President Barack Obama, in remarks Sunday from the White House
Domestic discretionary spending is generally defined as spending that (a) is not defense- or security-related, (b) is appropriated by Congress rather than being set by a formula (which is how funding for Medicare, Medicaid and Social Security is determined) and (c) is not used to pay interest on the debt.
So taking Obama literally, he would be referring not just to domestic discretionary spending, but domestic mandatory spending as well, including Medicare, Medicaid and Social Security.
We didn't think that's what he meant to say — and the White House confirmed it was not — but at PolitiFact, words matter, so we'll calculate the numbers both ways.
Using the more traditional definition — that is, nondefense discretionary spending, excluding domestic mandatory spending — Obama is on solid ground.

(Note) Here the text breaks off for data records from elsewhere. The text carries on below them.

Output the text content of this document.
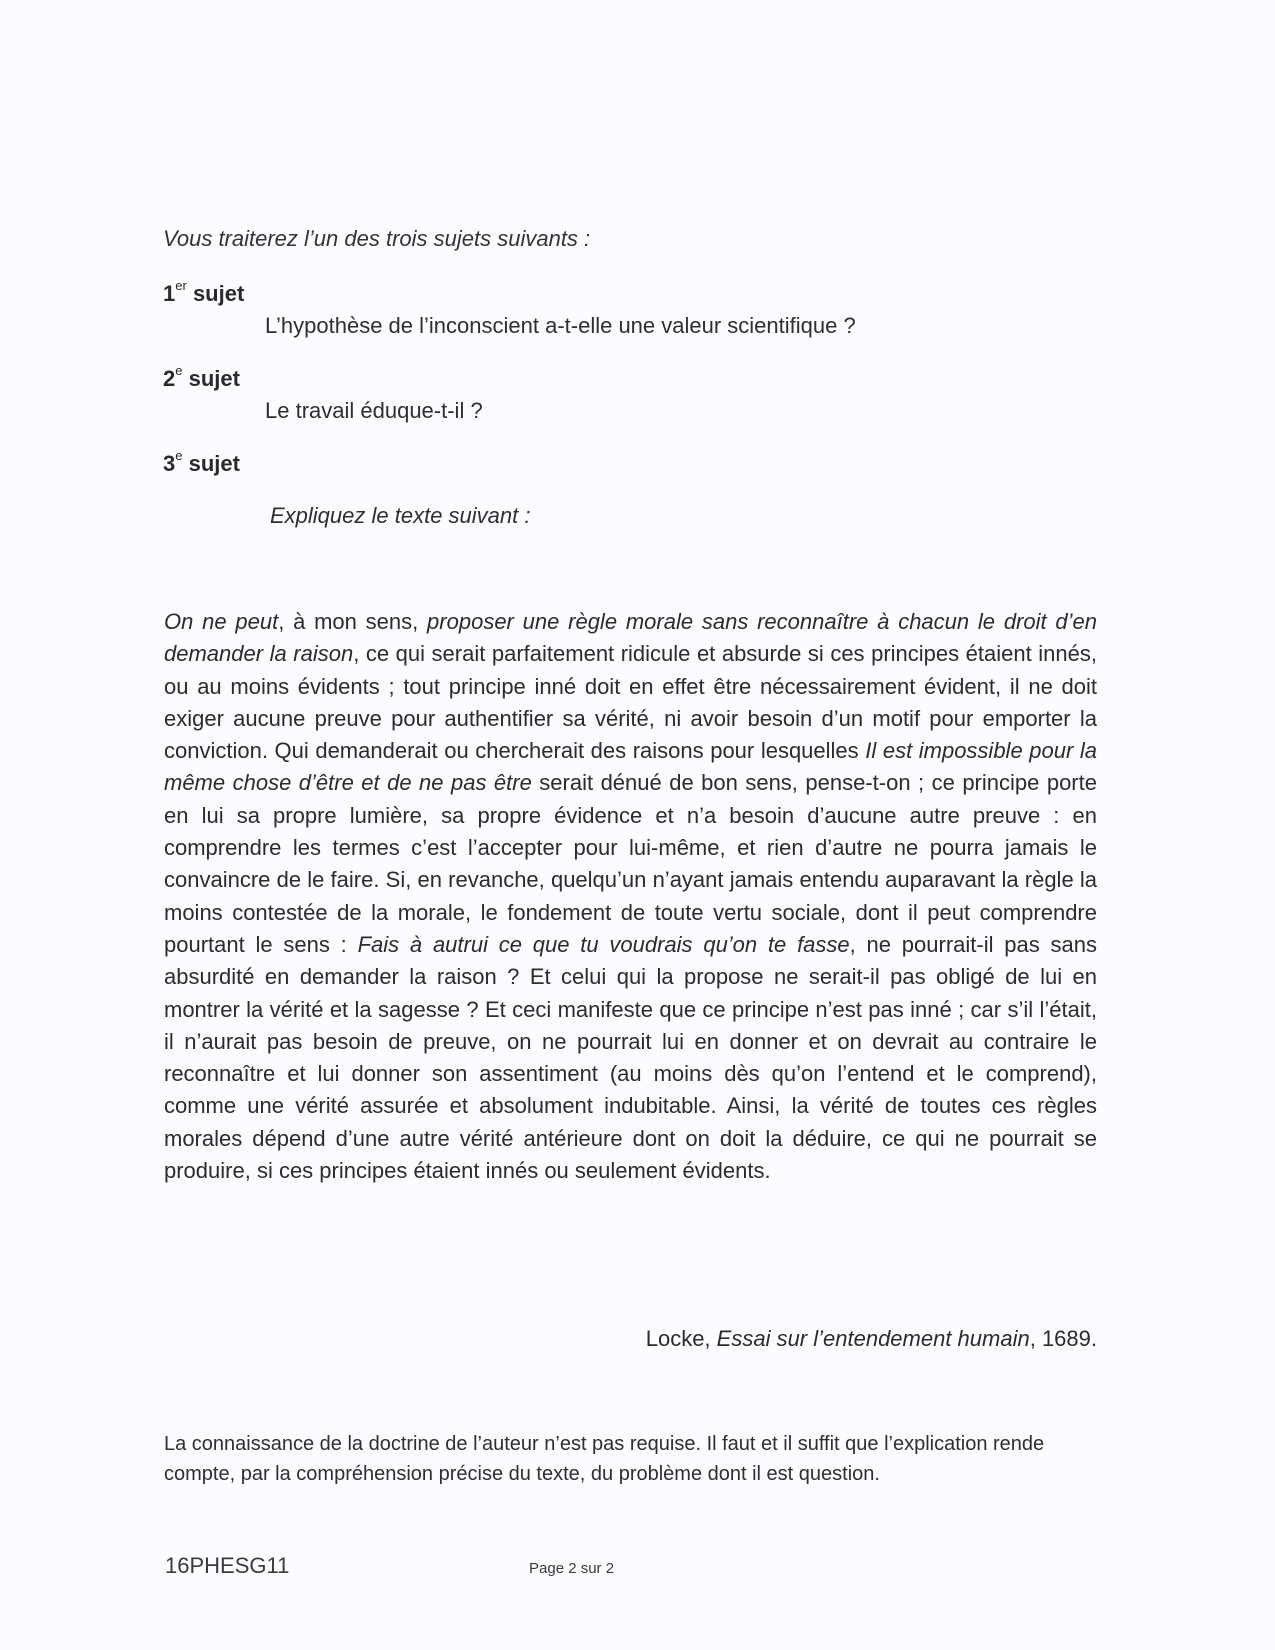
Vous traiterez l’un des trois sujets suivants :
1er sujet
L’hypothèse de l’inconscient a-t-elle une valeur scientifique ?
2e sujet
Le travail éduque-t-il ?
3e sujet
Expliquez le texte suivant :
On ne peut, à mon sens, proposer une règle morale sans reconnaître à chacun le droit d’en demander la raison, ce qui serait parfaitement ridicule et absurde si ces principes étaient innés, ou au moins évidents ; tout principe inné doit en effet être nécessairement évident, il ne doit exiger aucune preuve pour authentifier sa vérité, ni avoir besoin d’un motif pour emporter la conviction. Qui demanderait ou chercherait des raisons pour lesquelles Il est impossible pour la même chose d’être et de ne pas être serait dénué de bon sens, pense-t-on ; ce principe porte en lui sa propre lumière, sa propre évidence et n’a besoin d’aucune autre preuve : en comprendre les termes c’est l’accepter pour lui-même, et rien d’autre ne pourra jamais le convaincre de le faire. Si, en revanche, quelqu’un n’ayant jamais entendu auparavant la règle la moins contestée de la morale, le fondement de toute vertu sociale, dont il peut comprendre pourtant le sens : Fais à autrui ce que tu voudrais qu’on te fasse, ne pourrait-il pas sans absurdité en demander la raison ? Et celui qui la propose ne serait-il pas obligé de lui en montrer la vérité et la sagesse ? Et ceci manifeste que ce principe n’est pas inné ; car s’il l’était, il n’aurait pas besoin de preuve, on ne pourrait lui en donner et on devrait au contraire le reconnaître et lui donner son assentiment (au moins dès qu’on l’entend et le comprend), comme une vérité assurée et absolument indubitable. Ainsi, la vérité de toutes ces règles morales dépend d’une autre vérité antérieure dont on doit la déduire, ce qui ne pourrait se produire, si ces principes étaient innés ou seulement évidents.
Locke, Essai sur l’entendement humain, 1689.
La connaissance de la doctrine de l’auteur n’est pas requise. Il faut et il suffit que l’explication rende compte, par la compréhension précise du texte, du problème dont il est question.
16PHESG11	Page 2 sur 2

The Office of Management and Budget has a historical table that shows since 1962, nondefense discretionary spending has ranged from between about 3.2 percent of GDP and 5.2 percent of GDP. So the question is whether the debt deal will lower domestic discretionary spending below 3.2 percent of GDP.
It does, according to Congressional Budget Office figures. We found that nondefense discretionary spending starts as 3.6 percent of GDP in 2012, then would fall to 3.1 percent by 2014 and 2.5 percent by 2021.
So, starting in 2014, non-defense discretionary spending is to fall below the 1962 level.
Using this measurement, then, Obama is correct.
But using a strict definition of Obama's words, the numbers would have to include Social Security, Medicare and Medicaid — and by this standard, he is wrong.
Those programs currently account for roughly 13 percent to 14 percent of GDP — several times the share allocated to nondefense discretionary spending. The combination of these two percentages will be bigger — even under the deal — than in many of the years since 1962.
On balance, we rate his statement Half True.